What it means to be a designated treatment center for beta thalassemia
Children’s National Hospital is a designated qualified treatment center for Beta Thalassemia Gene Therapy. ZYNTEGLO® (betibeglogene autotemcel) is an FDA-approved gene therapy for transfusion-dependent beta thalassemia, which is an inherited blood disorder that causes the body to make less hemoglobin, resulting in anemia.
This unique therapy is made specifically for each child or adult, by adding functional copies of the beta-globin gene to their own blood stem cells.
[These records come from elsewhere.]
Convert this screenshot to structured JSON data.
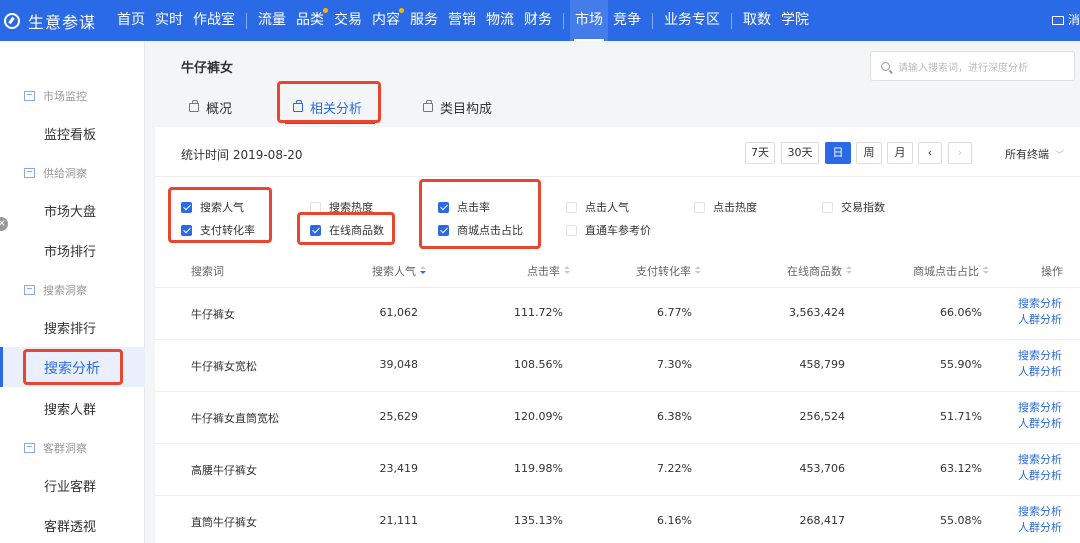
{
  "app": {
    "name": "生意参谋"
  },
  "nav": {
    "group1": [
      "首页",
      "实时",
      "作战室"
    ],
    "group2": [
      "流量",
      "品类",
      "交易",
      "内容",
      "服务",
      "营销",
      "物流",
      "财务"
    ],
    "active": "市场",
    "group3_rest": "竞争",
    "group4": [
      "业务专区"
    ],
    "group5": [
      "取数",
      "学院"
    ],
    "message": "消"
  },
  "sidebar": {
    "groups": [
      {
        "label": "市场监控",
        "items": [
          "监控看板"
        ]
      },
      {
        "label": "供给洞察",
        "items": [
          "市场大盘",
          "市场排行"
        ]
      },
      {
        "label": "搜索洞察",
        "items": [
          "搜索排行",
          "搜索分析",
          "搜索人群"
        ]
      },
      {
        "label": "客群洞察",
        "items": [
          "行业客群",
          "客群透视"
        ]
      }
    ],
    "selected": "搜索分析"
  },
  "main": {
    "title": "牛仔裤女",
    "search_placeholder": "请输入搜索词，进行深度分析",
    "tabs": [
      "概况",
      "相关分析",
      "类目构成"
    ],
    "active_tab": "相关分析",
    "stat_time": "统计时间 2019-08-20",
    "periods": [
      "7天",
      "30天",
      "日",
      "周",
      "月"
    ],
    "active_period": "日",
    "prev": "‹",
    "next": "›",
    "terminal": "所有终端",
    "terminal_chevron": "﹀"
  },
  "metrics": [
    {
      "label": "搜索人气",
      "checked": true
    },
    {
      "label": "支付转化率",
      "checked": true
    },
    {
      "label": "搜索热度",
      "checked": false
    },
    {
      "label": "在线商品数",
      "checked": true
    },
    {
      "label": "点击率",
      "checked": true
    },
    {
      "label": "商城点击占比",
      "checked": true
    },
    {
      "label": "点击人气",
      "checked": false
    },
    {
      "label": "直通车参考价",
      "checked": false
    },
    {
      "label": "点击热度",
      "checked": false
    },
    {
      "label": "交易指数",
      "checked": false
    }
  ],
  "table": {
    "headers": [
      "搜索词",
      "搜索人气",
      "点击率",
      "支付转化率",
      "在线商品数",
      "商城点击占比",
      "操作"
    ],
    "rows": [
      [
        "牛仔裤女",
        "61,062",
        "111.72%",
        "6.77%",
        "3,563,424",
        "66.06%"
      ],
      [
        "牛仔裤女宽松",
        "39,048",
        "108.56%",
        "7.30%",
        "458,799",
        "55.90%"
      ],
      [
        "牛仔裤女直筒宽松",
        "25,629",
        "120.09%",
        "6.38%",
        "256,524",
        "51.71%"
      ],
      [
        "高腰牛仔裤女",
        "23,419",
        "119.98%",
        "7.22%",
        "453,706",
        "63.12%"
      ],
      [
        "直筒牛仔裤女",
        "21,111",
        "135.13%",
        "6.16%",
        "268,417",
        "55.08%"
      ]
    ],
    "actions": [
      "搜索分析",
      "人群分析"
    ]
  },
  "colors": {
    "brand": "#2b6ae6",
    "highlight": "#e8462f"
  }
}
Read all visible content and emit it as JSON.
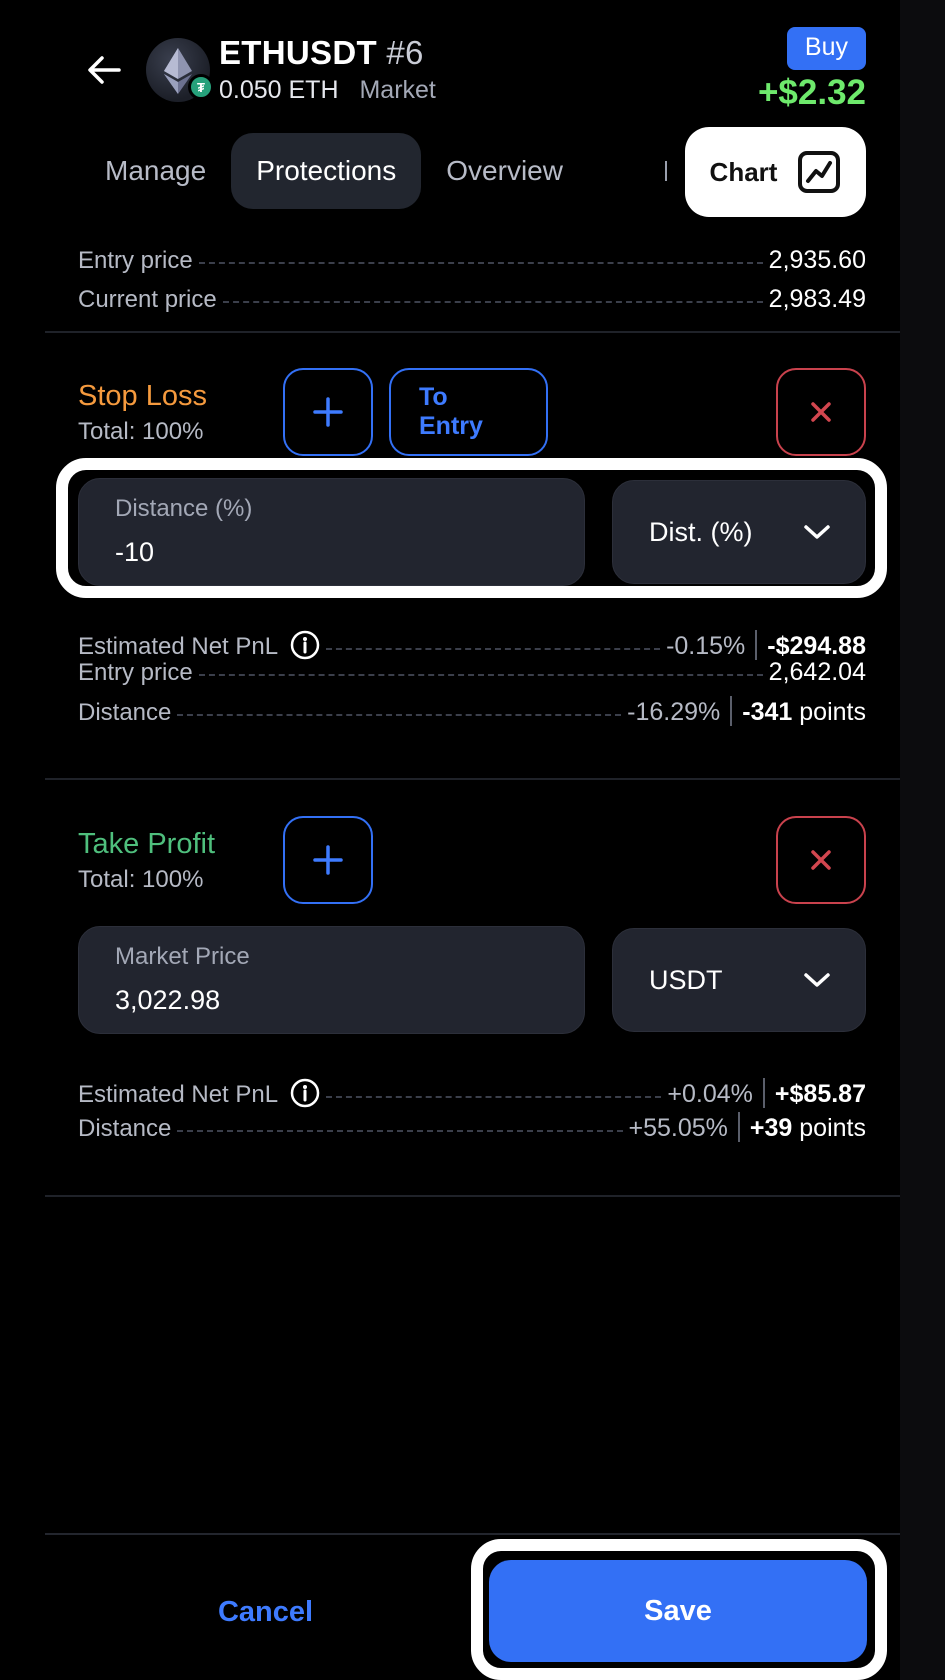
{
  "header": {
    "symbol": "ETHUSDT",
    "position_number": "#6",
    "quantity": "0.050 ETH",
    "order_type": "Market",
    "side": "Buy",
    "pnl": "+$2.32",
    "icons": {
      "back": "arrow-left-icon",
      "coin": "ethereum-icon",
      "quote_badge": "tether-icon"
    }
  },
  "tabs": [
    "Manage",
    "Protections",
    "Overview"
  ],
  "active_tab": "Protections",
  "chart_button": {
    "label": "Chart",
    "icon": "chart-line-icon"
  },
  "summary": [
    {
      "label": "Entry price",
      "value": "2,935.60"
    },
    {
      "label": "Current price",
      "value": "2,983.49"
    }
  ],
  "stop_loss": {
    "title": "Stop Loss",
    "total": "Total: 100%",
    "to_entry_label": "To Entry",
    "field_label": "Distance (%)",
    "field_value": "-10",
    "select_value": "Dist. (%)",
    "estimated_label": "Estimated Net PnL",
    "estimated_pct": "-0.15%",
    "estimated_amount": "-$294.88",
    "entry_label": "Entry price",
    "entry_value": "2,642.04",
    "distance_label": "Distance",
    "distance_pct": "-16.29%",
    "distance_points": "-341",
    "points_word": "points"
  },
  "take_profit": {
    "title": "Take Profit",
    "total": "Total: 100%",
    "field_label": "Market Price",
    "field_value": "3,022.98",
    "select_value": "USDT",
    "estimated_label": "Estimated Net PnL",
    "estimated_pct": "+0.04%",
    "estimated_amount": "+$85.87",
    "distance_label": "Distance",
    "distance_pct": "+55.05%",
    "distance_points": "+39",
    "points_word": "points"
  },
  "footer": {
    "cancel_label": "Cancel",
    "save_label": "Save"
  },
  "colors": {
    "accent": "#3370f5",
    "profit": "#6ee96c",
    "stop_loss": "#f59a3e",
    "take_profit": "#4fbf7d",
    "danger": "#c9424d"
  }
}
Most patients with beta thalassemia who have received a one-time ZYNTEGLO® treatment have been able to produce sufficient hemoglobin because of the treatment, freeing them from regular blood transfusions.
Evelio Perez, M.D., and Robert Nickel, M.D., lead the gene therapy program and discuss the importance of offering this gene therapy to patients with beta thalassemia.
Q: What has been the hold-up in this field and how does this work move the field forward?
A: Stem cell transplant using a donor’s cells (called allogeneic transplant) has been a curative treatment option for patients with beta thalassemia for many years. Unfortunately, many patients do not have a suitable donor. And, even for patients who have a donor, allogenic transplants have serious risks including a problem called graft versus host disease (GVHD) in which the new donor cells attack the patient’s body. Gene therapy like ZYNTEGLO® has no risk of GVHD because we use the patient’s own cells.
Q: How will this benefit patients? What excites you most about this advancement?
A: This treatment will give almost every patient with beta thalassemia the option of undergoing curative therapy. This is obviously exciting for patients because it means they no longer need to come to the hospital every 3-4 weeks for transfusions as well as take medications to treat the dangerous accumulation of iron in their body. It is also good for the health system because it will allow donated blood to go to other patients in need.
Q: How is Children’s National leading in this space?
A: This therapy really requires a multi-disciplinary team including members of the transplant, hematology, apheresis, stem cell lab and others! At Children’s National we have the experts on these teams and experience working together. As one of the largest sickle cell disease centers in the country, we are participating in research to hopefully help bring gene therapy to patients with sickle cell disease in the near future too.